If the two-hit theory were true, the lack of difference between the two ventilatory settings would suggest that even during thoracic surgery, only minimal lung injury was inflicted and that the inflammatory responses to major surgery were not a sufficient “first hit.” This is in contrast to patients with acute lung injury already having pulmonary and systemic inflammation and requiring higher inspiratory airway pressures as did our patients with healthy lungs (5,6).
Surgical stimuli during major abdominal and thoracic surgery are associated with increased plasma levels of proinflammatory markers (1–4). In the present study, we extended those previous findings by showing that systemic, but not pulmonary cytokine levels are slightly higher during abdominal surgery. These differences, which likely are biologically insignificant, may be related to minor exposure to intestinal bacteria. Levels of all mediators, except IL-8 were rather low. The higher IL-8 levels are in line with other observations showing increased pulmonary and systemic IL-8 levels in patients undergoing esophagectomy (26,27).

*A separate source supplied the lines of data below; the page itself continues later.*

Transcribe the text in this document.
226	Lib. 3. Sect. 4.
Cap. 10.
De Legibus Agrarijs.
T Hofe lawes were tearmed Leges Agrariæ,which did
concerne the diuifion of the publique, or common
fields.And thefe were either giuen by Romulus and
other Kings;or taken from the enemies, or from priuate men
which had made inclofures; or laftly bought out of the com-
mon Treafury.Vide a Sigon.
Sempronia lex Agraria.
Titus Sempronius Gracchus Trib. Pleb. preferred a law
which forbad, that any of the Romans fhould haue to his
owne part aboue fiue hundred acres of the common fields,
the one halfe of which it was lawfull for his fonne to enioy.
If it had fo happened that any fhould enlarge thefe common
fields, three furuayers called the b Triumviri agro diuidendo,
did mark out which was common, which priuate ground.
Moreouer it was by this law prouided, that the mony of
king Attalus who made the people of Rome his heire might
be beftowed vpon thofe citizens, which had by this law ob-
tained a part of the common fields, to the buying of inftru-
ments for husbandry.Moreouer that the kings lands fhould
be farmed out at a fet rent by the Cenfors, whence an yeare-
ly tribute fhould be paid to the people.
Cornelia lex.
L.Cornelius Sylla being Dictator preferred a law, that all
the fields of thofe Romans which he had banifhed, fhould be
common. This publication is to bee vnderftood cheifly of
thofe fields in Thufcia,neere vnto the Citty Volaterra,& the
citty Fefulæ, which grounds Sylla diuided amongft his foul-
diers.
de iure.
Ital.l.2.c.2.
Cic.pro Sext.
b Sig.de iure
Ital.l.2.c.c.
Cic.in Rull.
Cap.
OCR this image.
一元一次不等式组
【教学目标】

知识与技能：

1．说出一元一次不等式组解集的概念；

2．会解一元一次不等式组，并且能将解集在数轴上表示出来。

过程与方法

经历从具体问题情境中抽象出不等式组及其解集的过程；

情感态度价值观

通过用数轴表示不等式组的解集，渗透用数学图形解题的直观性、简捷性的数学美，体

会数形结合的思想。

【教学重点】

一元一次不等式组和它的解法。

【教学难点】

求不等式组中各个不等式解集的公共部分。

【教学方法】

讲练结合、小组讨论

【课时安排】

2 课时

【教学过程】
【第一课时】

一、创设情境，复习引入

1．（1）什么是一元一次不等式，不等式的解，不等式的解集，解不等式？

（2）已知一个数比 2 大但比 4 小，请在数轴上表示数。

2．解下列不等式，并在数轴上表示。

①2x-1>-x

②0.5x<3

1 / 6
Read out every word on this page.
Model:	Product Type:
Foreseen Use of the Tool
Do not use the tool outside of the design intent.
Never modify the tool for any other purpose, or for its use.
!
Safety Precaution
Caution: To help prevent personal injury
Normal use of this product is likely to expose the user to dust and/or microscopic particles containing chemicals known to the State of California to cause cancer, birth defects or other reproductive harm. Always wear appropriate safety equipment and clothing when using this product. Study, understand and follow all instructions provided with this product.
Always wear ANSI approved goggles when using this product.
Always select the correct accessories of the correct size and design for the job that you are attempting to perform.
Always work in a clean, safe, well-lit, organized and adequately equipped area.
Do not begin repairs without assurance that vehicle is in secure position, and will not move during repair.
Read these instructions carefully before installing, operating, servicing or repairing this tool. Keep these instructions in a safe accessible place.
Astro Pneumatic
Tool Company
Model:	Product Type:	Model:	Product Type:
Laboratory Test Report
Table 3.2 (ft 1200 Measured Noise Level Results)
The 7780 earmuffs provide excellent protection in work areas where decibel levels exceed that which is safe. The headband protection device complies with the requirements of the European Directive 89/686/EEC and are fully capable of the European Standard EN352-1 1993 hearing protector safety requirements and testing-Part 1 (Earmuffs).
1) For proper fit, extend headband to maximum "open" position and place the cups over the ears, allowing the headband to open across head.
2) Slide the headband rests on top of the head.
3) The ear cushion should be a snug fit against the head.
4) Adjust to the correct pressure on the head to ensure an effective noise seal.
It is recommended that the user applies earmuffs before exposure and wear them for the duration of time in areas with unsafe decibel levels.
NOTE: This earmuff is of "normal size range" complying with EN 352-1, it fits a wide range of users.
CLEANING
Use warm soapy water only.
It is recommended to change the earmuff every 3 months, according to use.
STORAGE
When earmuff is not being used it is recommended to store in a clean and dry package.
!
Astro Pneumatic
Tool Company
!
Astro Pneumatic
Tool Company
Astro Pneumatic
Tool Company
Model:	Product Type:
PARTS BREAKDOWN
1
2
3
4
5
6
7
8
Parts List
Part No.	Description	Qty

It is of importance to note that we tested each ventilatory setting for only three hours. However, in previous experimental and clinical studies, this period of time was sufficient to cause ventilation-induced mediator release. Experimentally, intraalveolar TNF expression (28) and increased TNF levels in the systemic circulation (10) occurred after one hour of high VT mechanical ventilation in lung injury models. Clinically, in patients with acute lung injury, alveolar and systemic cytokine concentrations increased within one hour after initiating mechanical ventilation with low PEEP and high VT (6). Therefore, and because we observed an inflammatory response to surgery within the study period of three hours, it is not likely that three hours was too short for ventilation-induced cytokine release to occur.
Our data suggest that, in uninjured normal lungs of patients during major abdominal or thoracic surgery, mechanical ventilation with high VT and ZEEP does not increase the pulmonary or systemic inflammatory responses to surgery within three hours. This observation is indirect evidence for the two-hit hypothesis suggesting that high VT and low PEEP mechanical ventilation may induce lung inflammation to clinically important levels in preinjured or infected lungs in the short term, as previously shown, but not in normal lungs even during major surgery.